Future of the U.S. Economy will Depend on Lower Taxes, Lower Regulation Privatized Education and Free Trade

"With the economy overtaking Iraq as one of the main issues this election year, Chief Executive magazine conducted a survey among CEOs between June 13 and June 27 in an effort to gauge CEO sentiment on the direction of the U.S. economy. CEOs were asked which policy position they think the U.S. should take to increase or maintain American competitiveness as well as questions on which countries will generate the highest number of jobs and where the top paying jobs will be in the future."
OK, leaving aside the perfectly reasonable and supportable objection that lower taxes, lower regulation, and the drive to privatize everything has gotten us into this abominable economic miasma (what, twenty-eight years of Reaganism haven't exorcised the demons of high taxes and regulation???), what's really interesting about this survey is this graph:

A little over 3% of surveyed CEOs believe that Russia will be the greatest job creator. That's nominally behind the US and Brazil, and just a tick below Vietnam, one of the new Asian Tigers. The idea that Russia was on anyone's short list even five years ago is laughable.

Listen, this might be perceived as boosterism for Russian Studies, but I'm skeptical about any such claims about the future economy.
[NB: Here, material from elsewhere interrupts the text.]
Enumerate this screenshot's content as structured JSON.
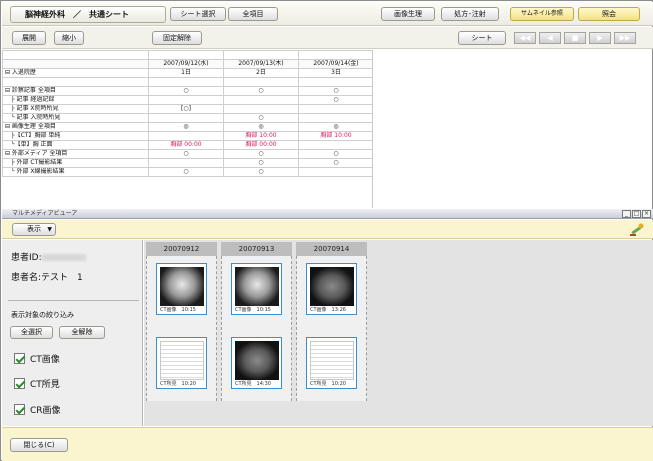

I remember as an undergraduate in Political Science at Indiana Bloomington asking my professors in Poli Sci (a highly regarded program, mind you) where they thought the future jobs would be. Very clearly, I recall them intoning: Germany and Japan. Could they have been more wrong? This was at the beginning of the 1990s, right before Japan's "lost decade." I never, ever, recall the importance of China and the Middle East being discussed, though my college career intersected the first Persian Gulf War.

Wednesday, July 9, 2008

The Great Game, Part II

The New New Great Game. Same rules, different players, different pieces.
Gazprom Offers to Buy All Libya's Oil and Gas Exports (Update1)

By Lucian Kim

July 9 (Bloomberg) -- OAO Gazprom offered to buy all of Libya's oil and natural gas destined for export as Russia's largest energy producer strives to expand on global markets.

Libyan leader Colonel Muammar Qaddafi ``positively received'' the proposal during a visit by Gazprom Chief Executive Officer Alexei Miller, the Moscow-based company said in an e-mailed statement today.
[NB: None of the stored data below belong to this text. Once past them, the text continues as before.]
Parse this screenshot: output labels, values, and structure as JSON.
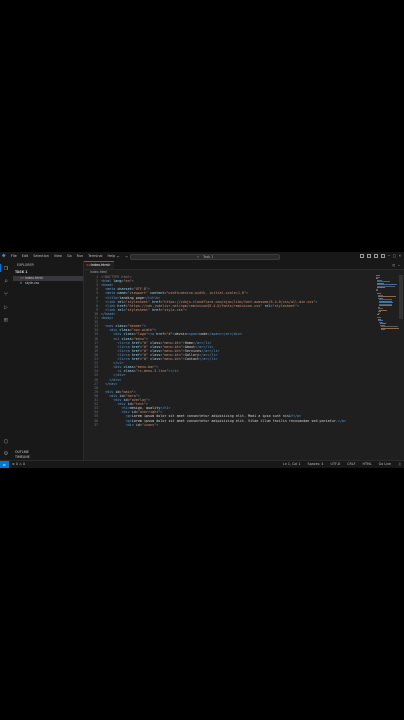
{
  "window": {
    "menus": [
      "File",
      "Edit",
      "Selection",
      "View",
      "Go",
      "Run",
      "Terminal",
      "Help"
    ],
    "search_text": "Task 1"
  },
  "sidebar": {
    "header": "EXPLORER",
    "section": "TASK 1",
    "files": [
      {
        "name": "index.html",
        "type": "html",
        "selected": true
      },
      {
        "name": "style.css",
        "type": "css",
        "selected": false
      }
    ],
    "outline": "OUTLINE",
    "timeline": "TIMELINE"
  },
  "tab": {
    "label": "index.html"
  },
  "breadcrumb": "index.html",
  "editor": {
    "lines": [
      {
        "n": "1",
        "indent": 0,
        "html": "<span class='cm'>&lt;!DOCTYPE html&gt;</span>"
      },
      {
        "n": "2",
        "indent": 0,
        "html": "<span class='tg'>&lt;html</span> <span class='at'>lang</span>=<span class='st'>\"en\"</span><span class='tg'>&gt;</span>"
      },
      {
        "n": "3",
        "indent": 0,
        "html": "<span class='tg'>&lt;head&gt;</span>"
      },
      {
        "n": "4",
        "indent": 2,
        "html": "<span class='tg'>&lt;meta</span> <span class='at'>charset</span>=<span class='st'>\"UTF-8\"</span><span class='tg'>&gt;</span>"
      },
      {
        "n": "5",
        "indent": 2,
        "html": "<span class='tg'>&lt;meta</span> <span class='at'>name</span>=<span class='st'>\"viewport\"</span> <span class='at'>content</span>=<span class='st'>\"width=device-width, initial-scale=1.0\"</span><span class='tg'>&gt;</span>"
      },
      {
        "n": "6",
        "indent": 2,
        "html": "<span class='tg'>&lt;title&gt;</span><span class='tx'>landing page</span><span class='tg'>&lt;/title&gt;</span>"
      },
      {
        "n": "7",
        "indent": 2,
        "html": "<span class='tg'>&lt;link</span> <span class='at'>rel</span>=<span class='st'>\"stylesheet\"</span> <span class='at'>href</span>=<span class='st'>\"https://cdnjs.cloudflare.com/ajax/libs/font-awesome/6.4.0/css/all.min.css\"</span><span class='tg'>&gt;</span>"
      },
      {
        "n": "8",
        "indent": 2,
        "html": "<span class='tg'>&lt;link</span> <span class='at'>href</span>=<span class='st'>\"https://cdn.jsdelivr.net/npm/remixicon@3.4.0/fonts/remixicon.css\"</span> <span class='at'>rel</span>=<span class='st'>\"stylesheet\"</span><span class='tg'>&gt;</span>"
      },
      {
        "n": "9",
        "indent": 2,
        "html": "<span class='tg'>&lt;link</span> <span class='at'>rel</span>=<span class='st'>\"stylesheet\"</span> <span class='at'>href</span>=<span class='st'>\"style.css\"</span><span class='tg'>&gt;</span>"
      },
      {
        "n": "10",
        "indent": 0,
        "html": "<span class='tg'>&lt;/head&gt;</span>"
      },
      {
        "n": "11",
        "indent": 0,
        "html": "<span class='tg'>&lt;body&gt;</span>"
      },
      {
        "n": "12",
        "indent": 0,
        "html": ""
      },
      {
        "n": "13",
        "indent": 2,
        "html": "<span class='tg'>&lt;nav</span> <span class='at'>class</span>=<span class='st'>\"header\"</span><span class='tg'>&gt;</span>"
      },
      {
        "n": "14",
        "indent": 4,
        "html": "<span class='tg'>&lt;div</span> <span class='at'>class</span>=<span class='st'>\"nav-width\"</span><span class='tg'>&gt;</span>"
      },
      {
        "n": "15",
        "indent": 6,
        "html": "<span class='tg'>&lt;div</span> <span class='at'>class</span>=<span class='st'>\"logo\"</span><span class='tg'>&gt;&lt;a</span> <span class='at'>href</span>=<span class='st'>\"#\"</span><span class='tg'>&gt;</span><span class='tx'>devsin</span><span class='tg'>&lt;span&gt;</span><span class='tx'>code</span><span class='tg'>&lt;/span&gt;&lt;/a&gt;&lt;/div&gt;</span>"
      },
      {
        "n": "16",
        "indent": 6,
        "html": "<span class='tg'>&lt;ul</span> <span class='at'>class</span>=<span class='st'>\"menu\"</span><span class='tg'>&gt;</span>"
      },
      {
        "n": "17",
        "indent": 8,
        "html": "<span class='tg'>&lt;li&gt;&lt;a</span> <span class='at'>href</span>=<span class='st'>\"#\"</span> <span class='at'>class</span>=<span class='st'>\"menu-btn\"</span><span class='tg'>&gt;</span><span class='tx'>Home</span><span class='tg'>&lt;/a&gt;&lt;/li&gt;</span>"
      },
      {
        "n": "18",
        "indent": 8,
        "html": "<span class='tg'>&lt;li&gt;&lt;a</span> <span class='at'>href</span>=<span class='st'>\"#\"</span> <span class='at'>class</span>=<span class='st'>\"menu-btn\"</span><span class='tg'>&gt;</span><span class='tx'>About</span><span class='tg'>&lt;/a&gt;&lt;/li&gt;</span>"
      },
      {
        "n": "19",
        "indent": 8,
        "html": "<span class='tg'>&lt;li&gt;&lt;a</span> <span class='at'>href</span>=<span class='st'>\"#\"</span> <span class='at'>class</span>=<span class='st'>\"menu-btn\"</span><span class='tg'>&gt;</span><span class='tx'>Services</span><span class='tg'>&lt;/a&gt;&lt;/li&gt;</span>"
      },
      {
        "n": "20",
        "indent": 8,
        "html": "<span class='tg'>&lt;li&gt;&lt;a</span> <span class='at'>href</span>=<span class='st'>\"#\"</span> <span class='at'>class</span>=<span class='st'>\"menu-btn\"</span><span class='tg'>&gt;</span><span class='tx'>Gallery</span><span class='tg'>&lt;/a&gt;&lt;/li&gt;</span>"
      },
      {
        "n": "21",
        "indent": 8,
        "html": "<span class='tg'>&lt;li&gt;&lt;a</span> <span class='at'>href</span>=<span class='st'>\"#\"</span> <span class='at'>class</span>=<span class='st'>\"menu-btn\"</span><span class='tg'>&gt;</span><span class='tx'>Contact</span><span class='tg'>&lt;/a&gt;&lt;/li&gt;</span>"
      },
      {
        "n": "22",
        "indent": 6,
        "html": "<span class='tg'>&lt;/ul&gt;</span>"
      },
      {
        "n": "23",
        "indent": 6,
        "html": "<span class='tg'>&lt;div</span> <span class='at'>class</span>=<span class='st'>\"menu-bar\"</span><span class='tg'>&gt;</span>"
      },
      {
        "n": "24",
        "indent": 8,
        "html": "<span class='tg'>&lt;i</span> <span class='at'>class</span>=<span class='st'>\"ri-menu-3-line\"</span><span class='tg'>&gt;&lt;/i&gt;</span>"
      },
      {
        "n": "25",
        "indent": 6,
        "html": "<span class='tg'>&lt;/div&gt;</span>"
      },
      {
        "n": "26",
        "indent": 4,
        "html": "<span class='tg'>&lt;/div&gt;</span>"
      },
      {
        "n": "27",
        "indent": 2,
        "html": "<span class='tg'>&lt;/nav&gt;</span>"
      },
      {
        "n": "28",
        "indent": 0,
        "html": ""
      },
      {
        "n": "29",
        "indent": 2,
        "html": "<span class='tg'>&lt;div</span> <span class='at'>id</span>=<span class='st'>\"main\"</span><span class='tg'>&gt;</span>"
      },
      {
        "n": "30",
        "indent": 4,
        "html": "<span class='tg'>&lt;div</span> <span class='at'>id</span>=<span class='st'>\"hero\"</span><span class='tg'>&gt;</span>"
      },
      {
        "n": "31",
        "indent": 6,
        "html": "<span class='tg'>&lt;div</span> <span class='at'>id</span>=<span class='st'>\"overlay\"</span><span class='tg'>&gt;</span>"
      },
      {
        "n": "32",
        "indent": 8,
        "html": "<span class='tg'>&lt;div</span> <span class='at'>id</span>=<span class='st'>\"text\"</span><span class='tg'>&gt;</span>"
      },
      {
        "n": "33",
        "indent": 10,
        "html": "<span class='tg'>&lt;h1&gt;</span><span class='tx'>design, quality</span><span class='tg'>&lt;/h1&gt;</span>"
      },
      {
        "n": "34",
        "indent": 10,
        "html": "<span class='tg'>&lt;div</span> <span class='at'>id</span>=<span class='st'>\"overright\"</span><span class='tg'>&gt;</span>"
      },
      {
        "n": "35",
        "indent": 12,
        "html": "<span class='tg'>&lt;p&gt;</span><span class='tx'>Lorem ipsum dolor sit amet consectetur adipisicing elit. Modi a ipsa sunt nisi!</span><span class='tg'>&lt;/p&gt;</span>"
      },
      {
        "n": "36",
        "indent": 12,
        "html": "<span class='tg'>&lt;p&gt;</span><span class='tx'>Lorem ipsum dolor sit amet consectetur adipisicing elit. Vitae illum facilis recusandae sed pariatur.</span><span class='tg'>&lt;/p&gt;</span>"
      },
      {
        "n": "37",
        "indent": 12,
        "html": "<span class='tg'>&lt;div</span> <span class='at'>id</span>=<span class='st'>\"icons\"</span><span class='tg'>&gt;</span>"
      }
    ]
  },
  "status": {
    "errors": "0",
    "warnings": "0",
    "position": "Ln 1, Col 1",
    "spaces": "Spaces: 4",
    "encoding": "UTF-8",
    "eol": "CRLF",
    "language": "HTML",
    "golive": "Go Live"
  }
}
Russia, the world's largest producer of natural gas, is seeking to lead closer coordination among nations that produce the fuel. Moscow will host a meeting of the Gas Exporting Countries Forum later this year.

Libya, Africa's third-largest oil producer, wants to build new energy partnerships after nearly two decades of international sanctions. Gazprom today received a proposal to help build ``new gas transportation capacity'' from Libya to Europe, the state-run Russian company said.

The two sides agreed to start talks on Gazprom buying ``available volumes of Libyan hydrocarbons,'' according to the statement. They also agreed to set up a joint venture to modernize existing oil refineries and build new plants.

Gazprom considers the country its priority partner in North Africa and has registered a unit called Gazprom Libya in Tripoli, the company said. Less than a month ago Gazprom opened its first African office in neighboring Algeria.